Tamme Hanken tot: Was gibt's Neues auf dem Hankenhof?

Er war für viele Tierbesitzer die letzte Hoffnung: Tamme Hanken kurierte vor laufenden Kameras Vierbeiner - mit bloßen Händen. Der "XXL-Ostfriese" sorgte mit seinen chiropraktischen Fähigkeiten für gute Einschaltquoten, doch im vergangenen Oktober starb er völlig überraschend. Ein Blick zurück - und einer nach vorn.

Eine Koppel des Hankenhofs im niedersächsischen Filsum. Der ostfriesische Tierheiler Tamme Hanken verstarb am 10. Oktober 2016. Seine Witwe will das Lebenswerk ihres Mannes fortführen. Bild: Carmen Jaspersen/dpa

Tamme Hanken half Pferden, Hunden und zu Weihnachten sogar Rentieren auf die Sprünge. Wenn der wuchtige Tier-Experte im Karo-Hemd Hand an Tieren anlegte, befreite er sie von Schmerzen und machte deren Besitzer glücklich. Von seinem Großvater habe er die Heilkunst des traditionellen "ostfriesischen Knochenbrechens" gelernt, heißt es auf seiner Homepage. Der Ostfriese beschrieb seine Fähigkeit einmal so: "Wenn ich etwas anfasse, dann kommen Bilder. Ich scanne und ich fühle. Temperatur, Geruch. Gucken, Fühlen. Das ist die Kunst des Knochenbrechens."

Pferde-Flüsterer Tamme Hanken tot: Todesursache war Herzversagen

Aus ganz Deutschland und der Schweiz kamen Tierbesitzer und suchten Rat. Hanken begeisterte sie vor allem mit Gegensätzen: Trotz seiner 206 Zentimeter Körpergröße, rund 140 Kilogramm Gewicht und Händen so groß wie Bratpfannen, war er in der Lage, mit seiner feinfühligen Art beispielsweise die Nerven von kleinen Hunden zu ertasten.

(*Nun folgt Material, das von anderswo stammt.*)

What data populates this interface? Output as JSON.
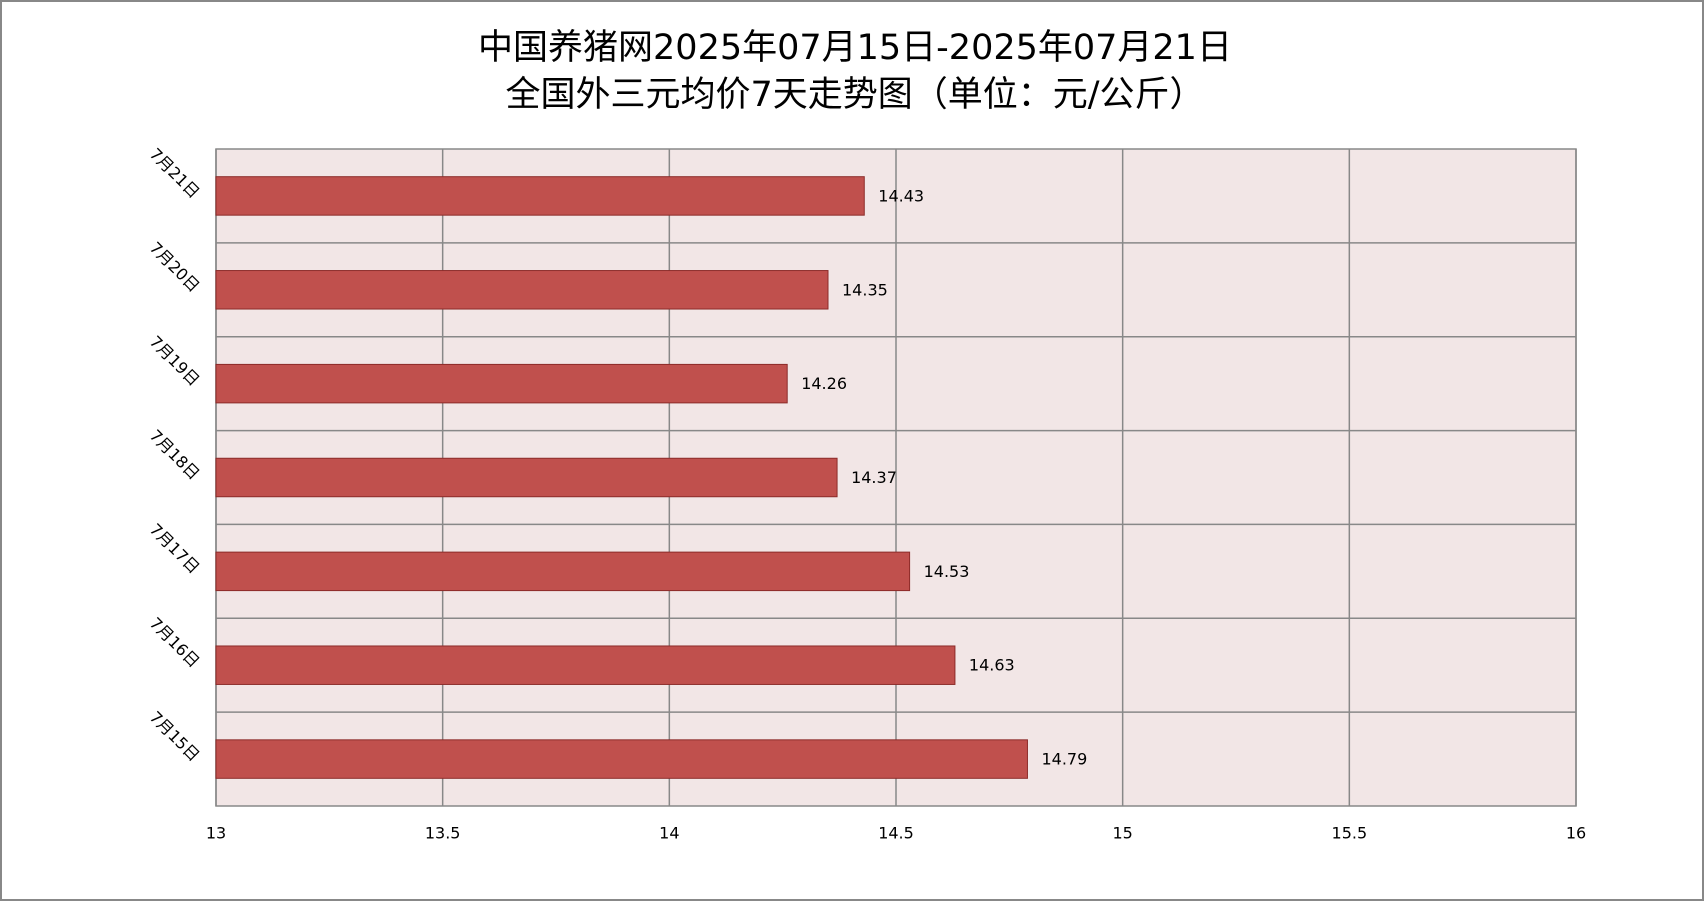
{
  "chart_data": {
    "type": "bar",
    "orientation": "horizontal",
    "title": [
      "中国养猪网2025年07月15日-2025年07月21日",
      "全国外三元均价7天走势图（单位：元/公斤）"
    ],
    "categories": [
      "7月21日",
      "7月20日",
      "7月19日",
      "7月18日",
      "7月17日",
      "7月16日",
      "7月15日"
    ],
    "values": [
      14.43,
      14.35,
      14.26,
      14.37,
      14.53,
      14.63,
      14.79
    ],
    "color": "#c0504d",
    "xlim": [
      13,
      16
    ],
    "xticks": [
      13,
      13.5,
      14,
      14.5,
      15,
      15.5,
      16
    ],
    "grid": true
  }
}
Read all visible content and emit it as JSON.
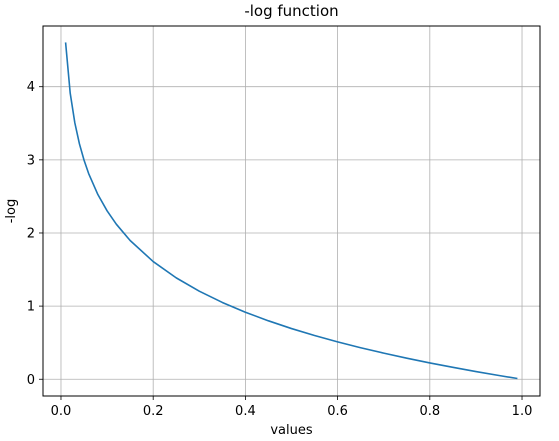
{
  "chart_data": {
    "type": "line",
    "title": "-log function",
    "xlabel": "values",
    "ylabel": "-log",
    "xlim": [
      -0.039,
      1.039
    ],
    "ylim": [
      -0.229,
      4.83
    ],
    "grid": true,
    "x_ticks": [
      0.0,
      0.2,
      0.4,
      0.6,
      0.8,
      1.0
    ],
    "x_tick_labels": [
      "0.0",
      "0.2",
      "0.4",
      "0.6",
      "0.8",
      "1.0"
    ],
    "y_ticks": [
      0,
      1,
      2,
      3,
      4
    ],
    "y_tick_labels": [
      "0",
      "1",
      "2",
      "3",
      "4"
    ],
    "series": [
      {
        "color": "#1f77b4",
        "x": [
          0.01,
          0.02,
          0.03,
          0.04,
          0.05,
          0.06,
          0.08,
          0.1,
          0.12,
          0.15,
          0.2,
          0.25,
          0.3,
          0.35,
          0.4,
          0.45,
          0.5,
          0.55,
          0.6,
          0.65,
          0.7,
          0.75,
          0.8,
          0.85,
          0.9,
          0.95,
          0.99
        ],
        "y": [
          4.605,
          3.912,
          3.507,
          3.219,
          2.996,
          2.813,
          2.526,
          2.303,
          2.12,
          1.897,
          1.609,
          1.386,
          1.204,
          1.05,
          0.916,
          0.799,
          0.693,
          0.598,
          0.511,
          0.431,
          0.357,
          0.288,
          0.223,
          0.163,
          0.105,
          0.051,
          0.01
        ]
      }
    ]
  }
}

Für den Sender NDR stand Hanken in 80 Folgen der Reihe "Der XXL-Ostfriese" vor der Kamera. Bei Kabel 1 fuhr er mit der Reihe "Tamme Hanken - Der Knochenbrecher on Tour" sehr beachtliche Quoten ein. Im Oktober 2016 erlag der 56-Jährige jedoch völlig überraschend einem Herzversagen. Hanken hinterließ seine Ehefrau Carmen, mit der er einen Pferdehof im ostfriesischen Filsum in Niedersachsen betrieben hatte.

Hankenhof Filsum heute: Wer wird Nachfolger von Tamme Hanken?

Die Urnenbeisetzung fand im Kreise der Familie und Freunde in Hankens Heimat Filsum statt. Tammes Tod hinterließ ein großes Loch im Leben seiner Frau Carmen. Doch allein fühle sie sich nicht, denn auf dem Hof, dem Lebenswerk des "XXL-Ostfriesen", spüre sie ihren Mann in allen Ecken und Winkeln, sagte die Reitlehrerin und Pferdetrainerin damals der "Bild". Deshalb sei auch klar, dass sie den Hof "niemals aufgeben" werde.

Ganz im Gegenteil: Ab dem 7. Februar wird sie jeden Dienstag ab 20.15 Uhr auf Kabel 1 in der sechsteiligen Doku-Reihe "Neus vom Hankenhof - Tamme forever!" zu sehen sein. Darin wird sie das Lebenswerk des legendären Knochenbrechers fortführen: "Es ist mein Anliegen, den Hankenhof in der jetzigen Form zu erhalten als Botschafterin von Tamme. Ich möchte dafür sorgen, dass das, was hier jahrelang für die Gesundheit der Tiere stattgefunden hat, weiterhin stattfinden kann", sagt die gebürtige Rheinländerin.